Starting August 2020, hospitals and other providers that received Medicare accelerated and advance payments in the spring will be required to begin to repay these amounts. Most hospitals will have one year from the date the first loan payment was made to repay the loans, while many other providers will have seven months from when payments began. During that time, Medicare providers can continue to submit claims, but new claims will be offset to repay the loans. In other words, the Medicare reimbursements that providers would otherwise receive will instead go towards repaying the loans they received from Medicare. If any money remains unpaid after the final due date, an interest rate that is currently set at about 10 percent will begin to be charged.
What is the implication for providers of repaying these amounts?
The Medicare advance and accelerated payment program provided quick access to funds at a time when many hospitals were facing an unexpected and unprecedented disruption in cash flow. While some hospitals are continuing to struggle due to expenses and lost revenue related to coronavirus, other hospitals have posted profits and are reporting no liquidity concerns.

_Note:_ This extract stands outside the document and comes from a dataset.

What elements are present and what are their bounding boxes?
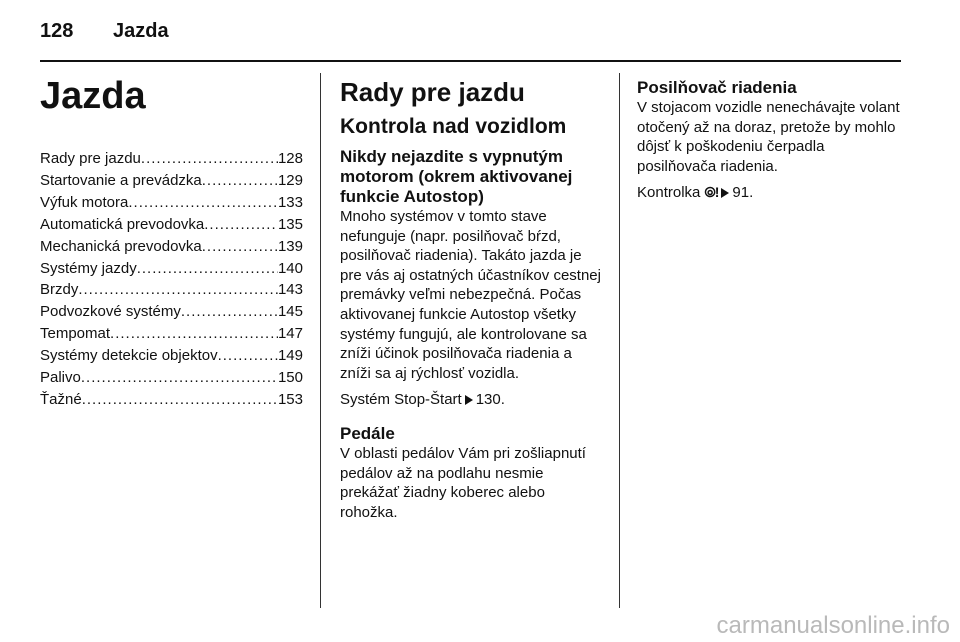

Even before the coronavirus pandemic, hospitals’ financial situations varied widely, with some hospitals having much larger financial reserves than others. In 2018, the median hospital had enough cash on hand to pay its operating expenses for 53 days, but the 25th percentile hospital only hand enough cash on hand for 8 days. Smaller hospitals and rural hospitals are among those most likely to face financial challenges in the wake of COVID-19 revenue loss and may have greater difficulty than others under the repayment terms described above.

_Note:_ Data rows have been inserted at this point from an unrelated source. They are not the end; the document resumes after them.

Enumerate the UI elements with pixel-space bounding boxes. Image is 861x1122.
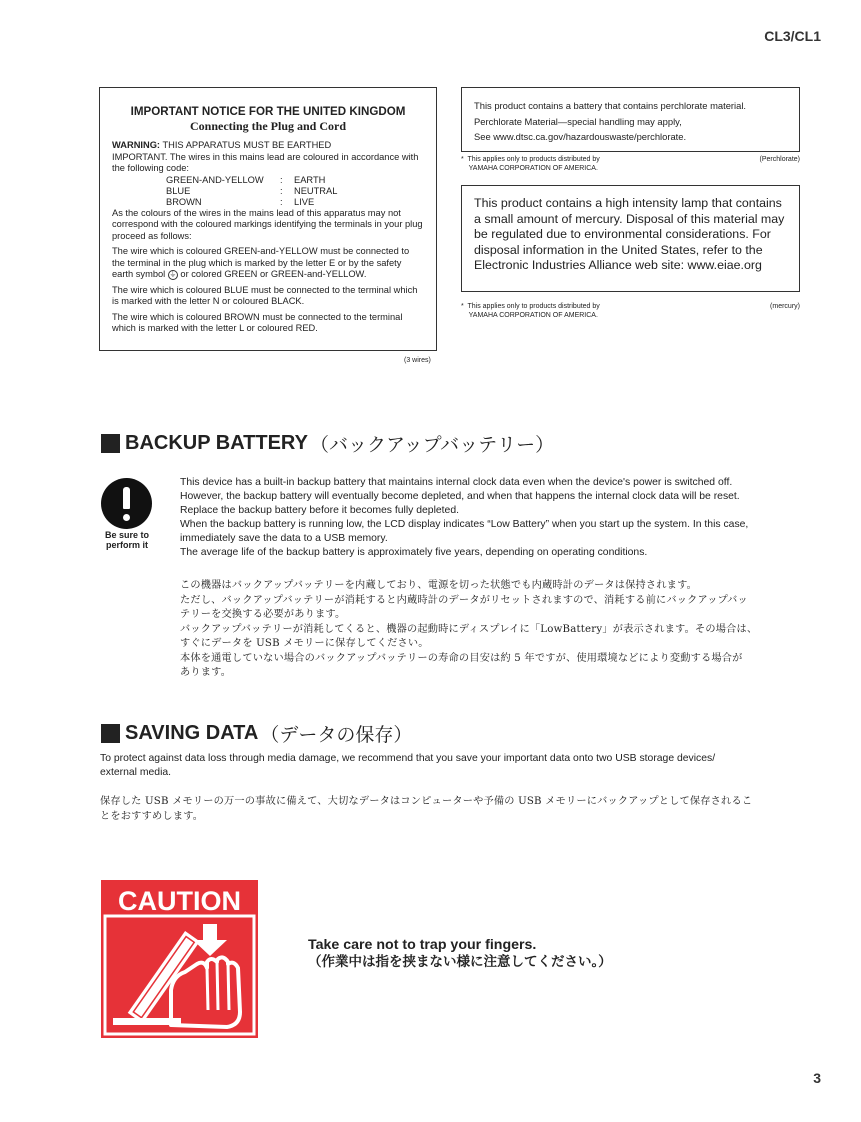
wire-row (166, 175, 337, 186)
perchlorate-line: See www.dtsc.ca.gov/hazardouswaste/perchlorate. (474, 131, 687, 142)
wire-meaning: NEUTRAL (294, 185, 338, 196)
perchlorate-tag: (Perchlorate) (759, 156, 800, 163)
backup-heading-jp: （バックアップバッテリー） (309, 434, 555, 456)
wire-code-table (166, 175, 337, 208)
wire-meaning: LIVE (294, 196, 315, 207)
backup-en-line: immediately save the data to a USB memory. (180, 533, 388, 544)
mercury-note: * This applies only to products distributed by YAMAHA CORPORATION OF AMERICA. (461, 303, 600, 319)
backup-en-line: The average life of the backup battery is approximately five years, depending on operating conditions. (180, 547, 648, 558)
heading-square-icon (101, 724, 120, 743)
backup-jp-line: この機器はバックアップバッテリーを内蔵しており、電源を切った状態でも内蔵時計のデータは保持されます。 (180, 580, 698, 591)
saving-heading-jp: （データの保存） (260, 724, 413, 746)
uk-para-colours: As the colours of the wires in the mains lead of this apparatus may not correspond with the coloured markings identifying the terminals in your plug proceed as follows: (112, 207, 423, 241)
earth-symbol-icon: ⏚ (169, 270, 177, 278)
wire-row (166, 197, 337, 208)
backup-jp-line: ただし、バックアップバッテリーが消耗すると内蔵時計のデータがリセットされますので、消耗する前にバックアップバッ (180, 594, 748, 606)
backup-en-line: Replace the backup battery before it becomes fully depleted. (180, 505, 459, 516)
exclamation-icon (101, 478, 152, 529)
saving-en-line: external media. (100, 767, 172, 778)
uk-notice-box (99, 87, 437, 351)
wire-meaning: EARTH (294, 174, 326, 185)
warning-line (112, 140, 424, 152)
backup-jp-line: あります。 (180, 667, 232, 678)
wire-sep: : (280, 196, 283, 207)
wire-color: GREEN-AND-YELLOW (166, 174, 264, 185)
backup-en-line: This device has a built-in backup battery that maintains internal clock data even when the device's power is switched off. (180, 477, 733, 488)
uk-para2-end: or colored GREEN or GREEN-and-YELLOW. (177, 269, 367, 279)
heading-square-icon (101, 434, 120, 453)
backup-battery-heading (101, 430, 554, 457)
perchlorate-line: Perchlorate Material—special handling may apply, (474, 115, 682, 127)
warning-text: THIS APPARATUS MUST BE EARTHED (160, 140, 332, 150)
wire-color: BLUE (166, 185, 191, 196)
uk-para2-start: The wire which is coloured GREEN-and-YELLOW must be connected to the terminal in the plug which is marked by the letter E or by the safety earth symbol (112, 246, 410, 279)
perchlorate-box (461, 87, 800, 152)
saving-jp-line: とをおすすめします。 (100, 810, 204, 822)
wire-sep: : (280, 174, 283, 185)
caution-text-en: Take care not to trap your fingers. (308, 937, 537, 953)
saving-data-heading (101, 720, 412, 747)
saving-jp-line: 保存した USB メモリーの万一の事故に備えて、大切なデータはコンピューターや予備の USB メモリーにバックアップとして保存されるこ (100, 796, 753, 807)
mercury-box (461, 185, 800, 292)
perchlorate-line: This product contains a battery that contains perchlorate material. (474, 100, 747, 111)
backup-jp-text (180, 579, 757, 681)
backup-jp-line: テリーを交換する必要があります。 (180, 609, 346, 620)
uk-para-brown: The wire which is coloured BROWN must be connected to the terminal which is marked with the letter L or coloured RED. (112, 311, 403, 333)
mercury-text: This product contains a high intensity lamp that contains a small amount of mercury. Disposal of this material may be regulated due to environmental considerations. For disposal information in the United States, refer to the Electronic Industries Alliance web site: www.eiae.org (474, 196, 785, 272)
saving-en-text (100, 752, 715, 780)
be-sure-label: Be sure to perform it (104, 530, 149, 550)
uk-notice-subtitle: Connecting the Plug and Cord (189, 118, 347, 133)
caution-sign (101, 880, 258, 1038)
backup-heading-en: BACKUP BATTERY (125, 432, 308, 454)
uk-para-green-yellow (112, 246, 424, 281)
uk-notice-title: IMPORTANT NOTICE FOR THE UNITED KINGDOM (130, 105, 406, 118)
wire-row (166, 186, 337, 197)
backup-jp-line: すぐにデータを USB メモリーに保存してください。 (180, 638, 429, 649)
page-number: 3 (813, 1070, 821, 1086)
caution-text (308, 937, 612, 971)
saving-jp-text (100, 795, 752, 824)
important-text: IMPORTANT. The wires in this mains lead are coloured in accordance with the following code: (112, 151, 419, 173)
uk-para-blue: The wire which is coloured BLUE must be connected to the terminal which is marked with the letter N or coloured BLACK. (112, 284, 418, 306)
wire-color: BROWN (166, 196, 202, 207)
wire-sep: : (280, 185, 283, 196)
backup-en-line: When the backup battery is running low, the LCD display indicates “Low Battery” when you start up the system. In this case, (180, 519, 749, 530)
backup-en-text (180, 476, 748, 560)
backup-jp-line: バックアップバッテリーが消耗してくると、機器の起動時にディスプレイに「LowBattery」が表示されます。その場合は、 (180, 623, 758, 635)
uk-footnote: (3 wires) (404, 357, 431, 364)
backup-jp-line: 本体を通電していない場合のバックアップバッテリーの寿命の目安は約 5 年ですが、使用環境などにより変動する場合が (180, 652, 743, 664)
perchlorate-note: * This applies only to products distributed by YAMAHA CORPORATION OF AMERICA. (461, 156, 600, 172)
mercury-tag: (mercury) (770, 303, 800, 310)
caution-label: CAUTION (118, 886, 241, 916)
model-name: CL3/CL1 (764, 28, 821, 44)
backup-en-line: However, the backup battery will eventually become depleted, and when that happens the internal clock data will be reset. (180, 491, 740, 502)
saving-heading-en: SAVING DATA (125, 722, 259, 744)
caution-text-jp: （作業中は指を挟まない様に注意してください。） (308, 954, 612, 970)
finger-trap-icon (101, 880, 258, 1038)
saving-en-line: To protect against data loss through media damage, we recommend that you save your important data onto two USB storage devices/ (100, 753, 716, 764)
warning-label: WARNING: (112, 140, 161, 150)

What modifications are being discussed to the repayment requirements and what are the implications for Medicare?
Congress is now being asked to consider a broad new coronavirus aid package that could include an extended timeline for repaying these loans. Some providers are lobbying to have the loans forgiven altogether for all hospitals or a subset of those that have been most adversely affected by the pandemic.
Modifications to the repayment requirements that would cancel amounts owed to Medicare for some (if not all) providers would have negative repercussions on the Medicare Hospital Insurance (Part A) trust fund, which is already facing a loss of payroll tax revenue due to due to the unemployment crisis brought about by the pandemic. Without taking into account the expected effects of the pandemic, government actuaries estimated that trust fund reserves would be $185 billion at the end of 2020, which is likely to be an overestimate because it does not take into account the loss of revenue due to the pandemic. Outlays from the trust fund have also been affected by the 20% increase in Medicare inpatient reimbursement for COVID-19 patients authorized by the CARES Act, although there have also been offsets in spending due to reductions in the use of health care by Medicare beneficiaries unrelated to the coronavirus.
In 2020, the Medicare trustees projected that the Part A trust fund would be insolvent by 2026, but that projection did not account for the impact of the COVID-19 pandemic on Medicare spending and revenues. If a significant share of the advance payment loans was not repaid and no other changes were made to hold the trust fund harmless, it could have a material impact on the solvency of the trust fund and its ability to fully meet obligations beyond the next few years.
As policymakers weigh whether to adjust the terms for repayment of loans from hospitals and other health care providers, they may want to take into account the different sources of funds that have been distributed since the start of the pandemic, the fact that some providers have recovered more quickly than others, and the extent to which any change could exacerbate the fiscal strain on the Medicare Hospital Insurance Trust Fund.